Once one is resigned to the fatuous, bankrupt conventions of will-she, won't-she, should-she, shouldn't-she, Mink offers a modicum of fun. The best line has nothing to do with the plot: "Some day there's going to be an uprising and the masses will regain the misery they're entitled to."

Many so-so lines are salvaged by the neat professional finesse of Grant, Day and Meadows, with Gig Young contributing an amusing portrayal of a financial adviser who is having his head candled.

Mr. Hobbs Takes a Vacation. Dad (James Stewart) has a voice like a defective windshield wiper. Mom (Maureen O'Hara) is a handsome illustration of what Oscar Wilde meant when he said that women as a sex are "sphinxes without secrets." Son (Michael Burns) is a TV idiot, who blinks like a mole in daylight.
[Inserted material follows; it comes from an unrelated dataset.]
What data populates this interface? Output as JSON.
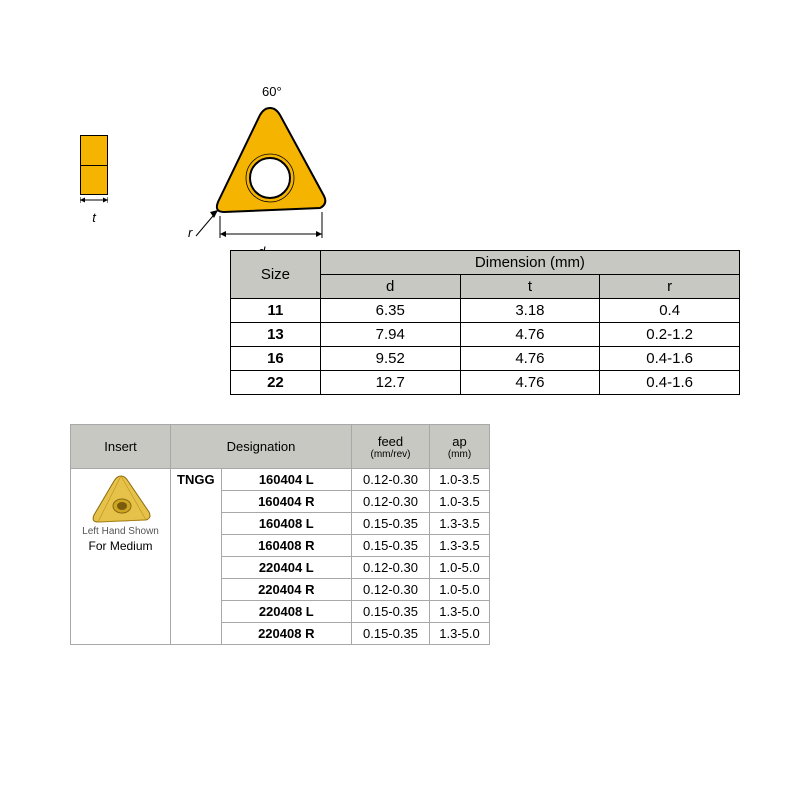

Daughter (Lauri Peters), upset by her teeth braces, keeps her face knotted in such a wooden expression that she could pass for a ventriloquist's dummy. It would be better if these people had never met, but in this family-situation formula comedy they have.

Mom's quaint notion is that they all love one another, and that a month's vacation together on the West Coast will help them show it. They get to a crumbling gingerbread monstrosity by the sea. It's a barrel-of-fun house, of course, with live-in bats and a pump that requires surgery. Before Dad can get the luggage stowed away ("My friends all call me Redcap"), his two married daughters show up with broody broods in tow. and in obvious need of a good divorce counselor. One little grandson, who seems to have been born under a rock, calls Stewart "Boom-pah," and Boom-pah calls him a "little creep," though creepy would be more exact.

As the reels roll on, Dad, the inept irascible bumbler, turns into a smarmy Mr. Fixit, and even gets his tooth-traumatized daughter a date with Fabian, the tonsil titan of the teenette set. who breathes all over a song called Cream Puff. In one genuinely funny sequence, John McGiver. as a laconic bird watcher, cues Stewart, during a predawn to post-dusk ordeal, on how to spot man's feathered friends. Since there are no recognizable humans in it, Mr. Hobbs is really strictly for the bird watchers.